İsmail Haktan Odabaşı

Personal information
- Date of birth: 7 August 1991 (age 34)
- Place of birth: Konak, İzmir, Turkey
- Height: 1.78 m (5 ft 10 in)
- Position: Winger

Team information
- Current team: Sapanca Gençlikspor

Youth career
- 2005–2007: Balçovaspor
- 2007–2010: Bursaspor

Senior career*
- Years: Team / Apps / (Gls)
- 2010–2013: Bursaspor / 22 / (0)
- 2012–2013: → Denizlispor (loan) / 29 / (5)
- 2013–2014: Şanlıurfaspor / 16 / (4)
- 2014–2015: Boluspor / 48 / (7)
- 2015–2016: Gaziantepspor / 2 / (0)
- 2016: → Giresunspor (loan) / 10 / (0)
- 2016: Denizlispor / 6 / (0)
- 2017–2018: Manisaspor / 28 / (8)
- 2018: Denizlispor / 15 / (1)
- 2018–2019: Boluspor / 10 / (0)
- 2019: Manisa FK / 17 / (6)
- 2020: Hekimoğlu Trabzon / 14 / (2)
- 2021: Tuzlaspor / 1 / (0)
- 2021: Menemenspor / 10 / (3)
- 2021–2022: Afjet Afyonspor / 16 / (2)
- 2022–2023: 1461 Trabzon / 10 / (1)
- 2023: Eskişehirspor / 9 / (1)
- 2023–2024: Sapanca Gençlikspor / 1 / (0)
- 2024–2025: Bucaspor 1928 / 34 / (0)

International career
- 2007: Turkey U16 / 4 / (1)
- 2007–2008: Turkey U17 / 6 / (1)
- 2009–2010: Turkey U19 / 7 / (1)
- 2010: Turkey U20 / 2 / (0)
- 2010–2012: Turkey U21 / 3 / (1)
- 2012–2013: Turkey B / 6 / (0)

= İsmail Haktan Odabaşı =

Turkish footballer

İsmail Haktan Odabaşı (born 7 August 1991) is a Turkish professional footballer who plays as a right winger.

==Life and career==
Odabaşı signed a youth contract with Balçovaspor in 2005. He was transferred to Bursaspor in 2007. As a player for Bursaspor A2, Odabaşı has scored 18 goals in 67 matches. He made his professional debut on 10 March 2010 against Kasımpaşa S.K. in the Süper Lig.

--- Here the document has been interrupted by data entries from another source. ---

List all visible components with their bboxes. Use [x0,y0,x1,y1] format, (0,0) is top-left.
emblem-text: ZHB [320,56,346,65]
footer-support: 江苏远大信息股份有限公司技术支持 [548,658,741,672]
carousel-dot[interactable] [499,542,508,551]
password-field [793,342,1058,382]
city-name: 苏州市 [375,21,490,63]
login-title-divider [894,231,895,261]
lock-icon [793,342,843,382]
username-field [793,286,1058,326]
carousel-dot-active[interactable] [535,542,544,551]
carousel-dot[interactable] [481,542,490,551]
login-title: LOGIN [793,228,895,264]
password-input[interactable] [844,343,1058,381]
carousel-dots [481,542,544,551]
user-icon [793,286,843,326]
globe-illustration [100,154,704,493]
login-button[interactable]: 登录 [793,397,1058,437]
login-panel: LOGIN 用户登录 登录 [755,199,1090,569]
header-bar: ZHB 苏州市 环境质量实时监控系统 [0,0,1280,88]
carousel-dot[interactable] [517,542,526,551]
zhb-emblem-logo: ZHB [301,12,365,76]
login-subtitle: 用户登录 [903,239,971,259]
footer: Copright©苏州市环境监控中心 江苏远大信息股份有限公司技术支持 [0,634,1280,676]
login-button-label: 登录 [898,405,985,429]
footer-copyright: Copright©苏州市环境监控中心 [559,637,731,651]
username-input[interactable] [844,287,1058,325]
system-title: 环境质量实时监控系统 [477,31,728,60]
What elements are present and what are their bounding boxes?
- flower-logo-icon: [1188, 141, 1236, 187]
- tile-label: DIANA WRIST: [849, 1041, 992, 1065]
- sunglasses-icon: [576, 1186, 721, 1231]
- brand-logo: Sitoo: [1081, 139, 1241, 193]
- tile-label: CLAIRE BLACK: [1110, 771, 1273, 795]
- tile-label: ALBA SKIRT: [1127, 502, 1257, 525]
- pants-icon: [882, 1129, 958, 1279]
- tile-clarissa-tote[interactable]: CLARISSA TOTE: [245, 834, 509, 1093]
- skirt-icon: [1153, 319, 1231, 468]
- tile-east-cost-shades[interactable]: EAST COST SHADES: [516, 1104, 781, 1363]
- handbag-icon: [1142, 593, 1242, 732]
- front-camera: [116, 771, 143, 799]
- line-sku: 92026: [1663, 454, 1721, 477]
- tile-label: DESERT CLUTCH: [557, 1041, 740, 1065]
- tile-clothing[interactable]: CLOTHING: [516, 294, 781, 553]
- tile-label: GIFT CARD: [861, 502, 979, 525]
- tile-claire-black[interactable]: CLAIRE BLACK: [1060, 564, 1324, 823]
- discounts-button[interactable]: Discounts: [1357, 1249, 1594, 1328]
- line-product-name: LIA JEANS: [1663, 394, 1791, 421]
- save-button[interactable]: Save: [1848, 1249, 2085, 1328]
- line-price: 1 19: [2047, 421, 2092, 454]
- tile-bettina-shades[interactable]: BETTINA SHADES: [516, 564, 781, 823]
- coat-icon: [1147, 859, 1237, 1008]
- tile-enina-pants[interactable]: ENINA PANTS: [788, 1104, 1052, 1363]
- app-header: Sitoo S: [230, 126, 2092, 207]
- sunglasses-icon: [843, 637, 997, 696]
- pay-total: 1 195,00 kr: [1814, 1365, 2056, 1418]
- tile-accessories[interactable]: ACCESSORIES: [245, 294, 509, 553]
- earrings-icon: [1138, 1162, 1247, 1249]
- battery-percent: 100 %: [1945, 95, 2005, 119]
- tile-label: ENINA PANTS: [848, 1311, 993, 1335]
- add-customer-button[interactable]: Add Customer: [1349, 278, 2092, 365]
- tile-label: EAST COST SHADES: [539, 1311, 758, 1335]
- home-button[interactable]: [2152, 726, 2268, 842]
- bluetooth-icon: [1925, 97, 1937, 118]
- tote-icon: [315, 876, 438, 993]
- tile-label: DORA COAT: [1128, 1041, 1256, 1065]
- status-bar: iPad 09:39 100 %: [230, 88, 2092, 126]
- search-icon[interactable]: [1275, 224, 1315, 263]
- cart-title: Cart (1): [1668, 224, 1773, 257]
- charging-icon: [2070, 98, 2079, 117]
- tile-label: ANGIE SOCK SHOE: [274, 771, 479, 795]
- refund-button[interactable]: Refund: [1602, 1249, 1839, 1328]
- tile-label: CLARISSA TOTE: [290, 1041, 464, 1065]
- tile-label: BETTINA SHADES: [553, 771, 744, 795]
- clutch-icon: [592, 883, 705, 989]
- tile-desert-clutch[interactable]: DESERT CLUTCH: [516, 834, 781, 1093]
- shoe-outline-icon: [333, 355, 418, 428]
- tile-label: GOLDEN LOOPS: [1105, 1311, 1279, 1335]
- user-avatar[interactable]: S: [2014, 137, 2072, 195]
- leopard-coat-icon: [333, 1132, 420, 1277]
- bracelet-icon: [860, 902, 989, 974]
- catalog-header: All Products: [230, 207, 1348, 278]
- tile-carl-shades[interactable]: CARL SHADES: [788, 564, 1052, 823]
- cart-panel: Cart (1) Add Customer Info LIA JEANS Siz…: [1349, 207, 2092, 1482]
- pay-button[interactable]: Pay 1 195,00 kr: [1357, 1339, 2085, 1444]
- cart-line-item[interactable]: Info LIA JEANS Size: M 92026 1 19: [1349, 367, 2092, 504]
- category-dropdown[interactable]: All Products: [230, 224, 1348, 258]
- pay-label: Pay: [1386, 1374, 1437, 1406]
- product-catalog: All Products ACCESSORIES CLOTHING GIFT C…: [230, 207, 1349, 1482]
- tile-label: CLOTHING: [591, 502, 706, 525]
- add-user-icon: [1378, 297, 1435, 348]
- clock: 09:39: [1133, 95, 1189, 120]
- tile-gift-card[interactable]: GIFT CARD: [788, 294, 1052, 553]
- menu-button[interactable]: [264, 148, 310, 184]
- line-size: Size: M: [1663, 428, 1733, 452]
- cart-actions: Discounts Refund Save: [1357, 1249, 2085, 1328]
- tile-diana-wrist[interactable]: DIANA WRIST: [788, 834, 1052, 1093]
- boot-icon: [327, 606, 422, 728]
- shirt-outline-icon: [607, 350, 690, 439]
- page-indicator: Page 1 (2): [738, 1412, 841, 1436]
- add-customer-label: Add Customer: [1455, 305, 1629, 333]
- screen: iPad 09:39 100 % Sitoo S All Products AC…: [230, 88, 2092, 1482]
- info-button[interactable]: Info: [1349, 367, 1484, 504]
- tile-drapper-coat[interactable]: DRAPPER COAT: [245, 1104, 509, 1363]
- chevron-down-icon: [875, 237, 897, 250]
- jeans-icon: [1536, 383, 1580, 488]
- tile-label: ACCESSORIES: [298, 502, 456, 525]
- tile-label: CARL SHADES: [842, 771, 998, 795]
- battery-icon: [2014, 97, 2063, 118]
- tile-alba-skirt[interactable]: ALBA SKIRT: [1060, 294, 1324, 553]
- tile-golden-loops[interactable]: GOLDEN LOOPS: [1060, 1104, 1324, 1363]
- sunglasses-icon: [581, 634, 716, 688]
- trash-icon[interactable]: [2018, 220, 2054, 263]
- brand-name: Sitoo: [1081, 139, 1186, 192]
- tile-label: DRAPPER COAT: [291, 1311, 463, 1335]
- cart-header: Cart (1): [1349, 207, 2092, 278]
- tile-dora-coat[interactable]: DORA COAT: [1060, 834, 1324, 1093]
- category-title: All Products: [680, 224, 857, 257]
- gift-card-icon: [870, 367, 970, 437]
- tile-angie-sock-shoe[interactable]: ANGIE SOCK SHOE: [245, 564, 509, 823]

Odabaşı featured in six more matches during the 2009–10 campaign, and was a part of the Bursaspor squad that won the 2009–10 Süper Lig.

Odabaşı has played internationally for the Turkey U-16, U-17, and U-19 squads. In 2009, he helped the U-19 squad qualify for the Elite Round of the 2009 UEFA European Under-19 Football Championship, scoring a goal against Germany in the final group stage match. The team progressed past the Elite Round, but finished last place in Group B of the finals.